Ein so vehementes Debüt, wie es Philipp Winkler mit seinem Hooligan-Roman gelang, hat es lange nicht mehr gegeben. Das Buch, so die FAZ, treffe wie ein Schlag; endlich gäbe es wieder einen Roman, der von deutscher Wirklichkeit erzähle. Das Schauspiel Hannover ließ sich die tolle Story, die vor der eigenen Haustür spielt, nicht entgehen und hat sie dramatisiert.

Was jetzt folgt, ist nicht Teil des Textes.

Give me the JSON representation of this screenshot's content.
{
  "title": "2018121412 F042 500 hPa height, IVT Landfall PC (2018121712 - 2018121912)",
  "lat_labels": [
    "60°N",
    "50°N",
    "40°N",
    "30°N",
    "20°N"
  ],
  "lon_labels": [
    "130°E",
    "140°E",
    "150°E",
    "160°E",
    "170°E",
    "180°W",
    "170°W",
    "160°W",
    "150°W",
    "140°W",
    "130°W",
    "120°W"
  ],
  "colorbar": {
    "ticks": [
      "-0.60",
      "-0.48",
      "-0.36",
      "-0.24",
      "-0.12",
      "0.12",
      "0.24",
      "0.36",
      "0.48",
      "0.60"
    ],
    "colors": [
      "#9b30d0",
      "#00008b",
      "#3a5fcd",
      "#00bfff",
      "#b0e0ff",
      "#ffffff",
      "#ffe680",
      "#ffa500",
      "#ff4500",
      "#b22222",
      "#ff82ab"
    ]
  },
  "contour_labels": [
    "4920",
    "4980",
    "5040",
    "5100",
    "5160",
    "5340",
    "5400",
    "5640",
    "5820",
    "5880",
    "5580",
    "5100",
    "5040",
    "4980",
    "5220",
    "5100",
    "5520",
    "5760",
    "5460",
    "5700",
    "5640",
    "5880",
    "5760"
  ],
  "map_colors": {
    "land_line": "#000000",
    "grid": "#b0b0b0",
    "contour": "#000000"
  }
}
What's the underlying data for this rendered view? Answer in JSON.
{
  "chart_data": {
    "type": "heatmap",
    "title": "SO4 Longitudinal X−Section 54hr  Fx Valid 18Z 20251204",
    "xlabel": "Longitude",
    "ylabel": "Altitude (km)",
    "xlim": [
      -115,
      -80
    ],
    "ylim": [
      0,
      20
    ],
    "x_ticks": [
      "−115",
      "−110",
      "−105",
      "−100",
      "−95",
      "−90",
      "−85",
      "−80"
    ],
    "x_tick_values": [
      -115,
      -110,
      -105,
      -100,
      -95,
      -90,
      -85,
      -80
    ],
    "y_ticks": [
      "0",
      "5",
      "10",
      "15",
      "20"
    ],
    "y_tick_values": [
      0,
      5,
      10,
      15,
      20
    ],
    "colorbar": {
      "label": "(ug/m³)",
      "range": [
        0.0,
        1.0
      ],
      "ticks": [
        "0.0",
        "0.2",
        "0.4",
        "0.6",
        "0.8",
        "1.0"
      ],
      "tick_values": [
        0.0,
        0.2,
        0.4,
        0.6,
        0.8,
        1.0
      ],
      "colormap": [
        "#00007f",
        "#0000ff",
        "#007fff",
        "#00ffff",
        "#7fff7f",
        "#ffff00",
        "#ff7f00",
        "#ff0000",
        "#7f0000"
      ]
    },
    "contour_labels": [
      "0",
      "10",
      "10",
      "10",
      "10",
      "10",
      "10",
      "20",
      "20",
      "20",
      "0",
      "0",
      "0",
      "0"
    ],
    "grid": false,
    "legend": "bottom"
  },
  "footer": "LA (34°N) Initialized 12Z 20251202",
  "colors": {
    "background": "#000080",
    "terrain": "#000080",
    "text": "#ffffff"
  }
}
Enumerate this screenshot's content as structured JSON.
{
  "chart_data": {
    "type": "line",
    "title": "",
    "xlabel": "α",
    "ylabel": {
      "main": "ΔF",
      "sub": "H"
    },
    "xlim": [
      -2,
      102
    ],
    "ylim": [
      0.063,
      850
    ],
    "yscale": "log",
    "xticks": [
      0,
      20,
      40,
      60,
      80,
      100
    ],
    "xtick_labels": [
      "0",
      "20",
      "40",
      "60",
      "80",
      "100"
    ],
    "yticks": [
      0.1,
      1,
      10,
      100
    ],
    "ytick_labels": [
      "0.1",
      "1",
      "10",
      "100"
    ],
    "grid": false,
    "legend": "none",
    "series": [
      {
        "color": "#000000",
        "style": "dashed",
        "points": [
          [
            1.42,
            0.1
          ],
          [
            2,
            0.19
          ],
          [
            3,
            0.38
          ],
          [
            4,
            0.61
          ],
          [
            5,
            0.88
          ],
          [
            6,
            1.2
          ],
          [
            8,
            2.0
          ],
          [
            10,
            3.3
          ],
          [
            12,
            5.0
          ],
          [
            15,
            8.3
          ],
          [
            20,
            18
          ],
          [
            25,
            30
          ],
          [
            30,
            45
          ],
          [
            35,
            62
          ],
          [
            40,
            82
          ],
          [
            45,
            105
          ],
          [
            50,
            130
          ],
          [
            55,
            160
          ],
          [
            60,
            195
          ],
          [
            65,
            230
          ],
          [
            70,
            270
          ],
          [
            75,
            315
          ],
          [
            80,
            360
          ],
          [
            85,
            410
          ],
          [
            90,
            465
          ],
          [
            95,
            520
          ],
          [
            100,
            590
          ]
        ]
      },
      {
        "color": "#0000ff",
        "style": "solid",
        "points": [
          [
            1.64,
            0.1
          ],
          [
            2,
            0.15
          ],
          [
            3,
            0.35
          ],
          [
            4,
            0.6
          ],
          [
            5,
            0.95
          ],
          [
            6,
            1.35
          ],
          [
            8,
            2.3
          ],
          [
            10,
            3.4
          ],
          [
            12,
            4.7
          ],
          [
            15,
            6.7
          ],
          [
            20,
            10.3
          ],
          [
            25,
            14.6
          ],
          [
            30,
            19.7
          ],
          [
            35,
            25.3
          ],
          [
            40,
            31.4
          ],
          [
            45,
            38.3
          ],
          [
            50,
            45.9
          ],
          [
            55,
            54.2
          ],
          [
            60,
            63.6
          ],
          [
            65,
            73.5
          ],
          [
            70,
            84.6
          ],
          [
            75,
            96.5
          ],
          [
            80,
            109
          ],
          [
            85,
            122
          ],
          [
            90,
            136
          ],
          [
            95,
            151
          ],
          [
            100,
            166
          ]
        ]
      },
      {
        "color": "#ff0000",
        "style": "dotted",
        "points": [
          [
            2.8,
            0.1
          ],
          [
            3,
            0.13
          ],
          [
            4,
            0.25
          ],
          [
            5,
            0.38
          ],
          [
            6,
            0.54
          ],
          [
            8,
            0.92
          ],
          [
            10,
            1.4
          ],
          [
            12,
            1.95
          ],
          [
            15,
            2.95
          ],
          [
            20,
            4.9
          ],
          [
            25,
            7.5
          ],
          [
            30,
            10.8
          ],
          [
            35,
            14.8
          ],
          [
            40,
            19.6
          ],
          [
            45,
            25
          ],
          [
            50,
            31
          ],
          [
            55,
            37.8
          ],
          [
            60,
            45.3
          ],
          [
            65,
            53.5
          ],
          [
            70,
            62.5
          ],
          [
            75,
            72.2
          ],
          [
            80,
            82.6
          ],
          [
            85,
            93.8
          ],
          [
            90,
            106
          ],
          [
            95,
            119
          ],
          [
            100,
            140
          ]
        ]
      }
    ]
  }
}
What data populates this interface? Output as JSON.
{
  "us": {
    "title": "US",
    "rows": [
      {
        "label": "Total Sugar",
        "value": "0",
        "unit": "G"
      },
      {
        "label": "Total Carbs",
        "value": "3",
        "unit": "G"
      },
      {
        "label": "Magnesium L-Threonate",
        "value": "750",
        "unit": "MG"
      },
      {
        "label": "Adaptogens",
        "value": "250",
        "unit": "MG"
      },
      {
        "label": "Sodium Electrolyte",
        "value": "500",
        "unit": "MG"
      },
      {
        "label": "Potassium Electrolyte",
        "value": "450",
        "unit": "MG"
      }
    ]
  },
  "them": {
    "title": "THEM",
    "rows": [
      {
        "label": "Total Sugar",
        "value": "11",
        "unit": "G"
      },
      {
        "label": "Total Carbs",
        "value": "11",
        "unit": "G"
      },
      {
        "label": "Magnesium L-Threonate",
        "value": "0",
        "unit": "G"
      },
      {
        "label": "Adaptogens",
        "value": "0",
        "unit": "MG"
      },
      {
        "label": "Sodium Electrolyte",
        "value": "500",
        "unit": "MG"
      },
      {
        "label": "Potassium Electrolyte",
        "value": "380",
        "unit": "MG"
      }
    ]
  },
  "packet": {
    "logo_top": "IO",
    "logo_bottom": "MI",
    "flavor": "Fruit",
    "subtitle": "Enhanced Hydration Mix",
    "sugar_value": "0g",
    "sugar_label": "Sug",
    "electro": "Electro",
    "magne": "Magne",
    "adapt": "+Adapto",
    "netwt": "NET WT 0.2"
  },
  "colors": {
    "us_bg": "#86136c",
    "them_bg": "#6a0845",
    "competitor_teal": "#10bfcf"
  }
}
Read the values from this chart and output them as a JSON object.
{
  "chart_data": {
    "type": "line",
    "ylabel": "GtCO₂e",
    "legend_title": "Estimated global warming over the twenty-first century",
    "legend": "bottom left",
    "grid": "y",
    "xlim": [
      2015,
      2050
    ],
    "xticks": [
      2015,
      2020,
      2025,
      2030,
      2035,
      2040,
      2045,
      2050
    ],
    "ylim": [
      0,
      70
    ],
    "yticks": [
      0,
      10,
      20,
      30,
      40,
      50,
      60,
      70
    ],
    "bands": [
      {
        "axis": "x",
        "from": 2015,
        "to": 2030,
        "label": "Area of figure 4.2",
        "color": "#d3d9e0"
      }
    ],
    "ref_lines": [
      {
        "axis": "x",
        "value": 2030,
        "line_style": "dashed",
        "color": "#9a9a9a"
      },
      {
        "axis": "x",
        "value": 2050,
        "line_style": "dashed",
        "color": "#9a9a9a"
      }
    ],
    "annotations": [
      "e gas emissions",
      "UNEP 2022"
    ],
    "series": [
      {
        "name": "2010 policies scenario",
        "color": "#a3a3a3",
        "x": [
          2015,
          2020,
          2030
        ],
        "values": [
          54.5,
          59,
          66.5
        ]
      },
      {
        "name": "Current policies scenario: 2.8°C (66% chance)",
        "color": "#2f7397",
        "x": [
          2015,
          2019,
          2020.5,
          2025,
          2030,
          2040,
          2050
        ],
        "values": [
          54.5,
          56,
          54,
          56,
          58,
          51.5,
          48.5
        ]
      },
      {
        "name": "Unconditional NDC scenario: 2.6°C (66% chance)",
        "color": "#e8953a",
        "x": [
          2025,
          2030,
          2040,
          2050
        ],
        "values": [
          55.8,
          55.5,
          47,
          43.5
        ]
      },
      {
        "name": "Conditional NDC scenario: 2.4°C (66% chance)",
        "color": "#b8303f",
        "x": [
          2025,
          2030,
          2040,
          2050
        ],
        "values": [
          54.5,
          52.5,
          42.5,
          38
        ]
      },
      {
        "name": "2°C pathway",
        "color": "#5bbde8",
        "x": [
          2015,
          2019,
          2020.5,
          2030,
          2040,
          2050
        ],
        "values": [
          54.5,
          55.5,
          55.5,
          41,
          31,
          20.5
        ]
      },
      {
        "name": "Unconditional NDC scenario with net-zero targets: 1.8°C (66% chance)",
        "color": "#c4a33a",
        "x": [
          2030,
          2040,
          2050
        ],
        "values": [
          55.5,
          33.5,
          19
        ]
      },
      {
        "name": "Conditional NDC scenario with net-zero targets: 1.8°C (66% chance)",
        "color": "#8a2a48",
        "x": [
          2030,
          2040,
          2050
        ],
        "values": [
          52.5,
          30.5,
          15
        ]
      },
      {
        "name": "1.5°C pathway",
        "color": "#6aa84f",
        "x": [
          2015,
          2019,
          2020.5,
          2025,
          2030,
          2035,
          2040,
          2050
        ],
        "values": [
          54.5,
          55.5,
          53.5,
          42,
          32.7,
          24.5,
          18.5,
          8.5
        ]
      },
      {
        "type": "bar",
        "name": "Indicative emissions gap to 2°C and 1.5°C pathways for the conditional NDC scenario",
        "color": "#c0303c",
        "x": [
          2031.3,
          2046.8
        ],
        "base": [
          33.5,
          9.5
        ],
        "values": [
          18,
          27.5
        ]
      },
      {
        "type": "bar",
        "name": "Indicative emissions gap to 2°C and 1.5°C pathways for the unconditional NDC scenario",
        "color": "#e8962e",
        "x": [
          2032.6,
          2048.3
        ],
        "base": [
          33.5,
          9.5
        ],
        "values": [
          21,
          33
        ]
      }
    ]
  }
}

Heiko ist Hannoveraner Hool, was bedeutet, Braunschweig ist der Feind und das einzig lohnende Ziel heißt, die eigene Rotte berühmt zu machen und Hannover mit Tritten und Schlägen „auf die Landkarte zu setzen“. Winklers Protagonist erzählt von den Schlachten als einzigem Höhepunkt eines öden Lebens. Er berichtet dies in so authentischem Ton, dass alle Welt rätselte, ob der Autor das alles so wirklich erlebt oder einfach einen exzellent recherchierten Roman geschrieben hat. Der Text fasziniert, weil er den Zugang öffnet zu einer verschlossenen Welt hinter den sprachlosen Masken der Gewalt. Ein ungerichteter Zorn tobt in Heiko, den er weder verbergen noch kontrollieren kann. Seine Mutter hat sich aus dem Staub gemacht, der Vater ist ein hoffnungsloser Trinker. Die Hooligans sind wie eine zweite, die eigentliche Familie. Eine Gemeinschaft, mit der man säuft, mit der man prügelt, nach dem Motto: Das Leben ist Kampf!
> Hool ist ein aufwühlend realistischer Roman, einer der packendsten der letzten Jahre. Wie gemacht für die Bühne.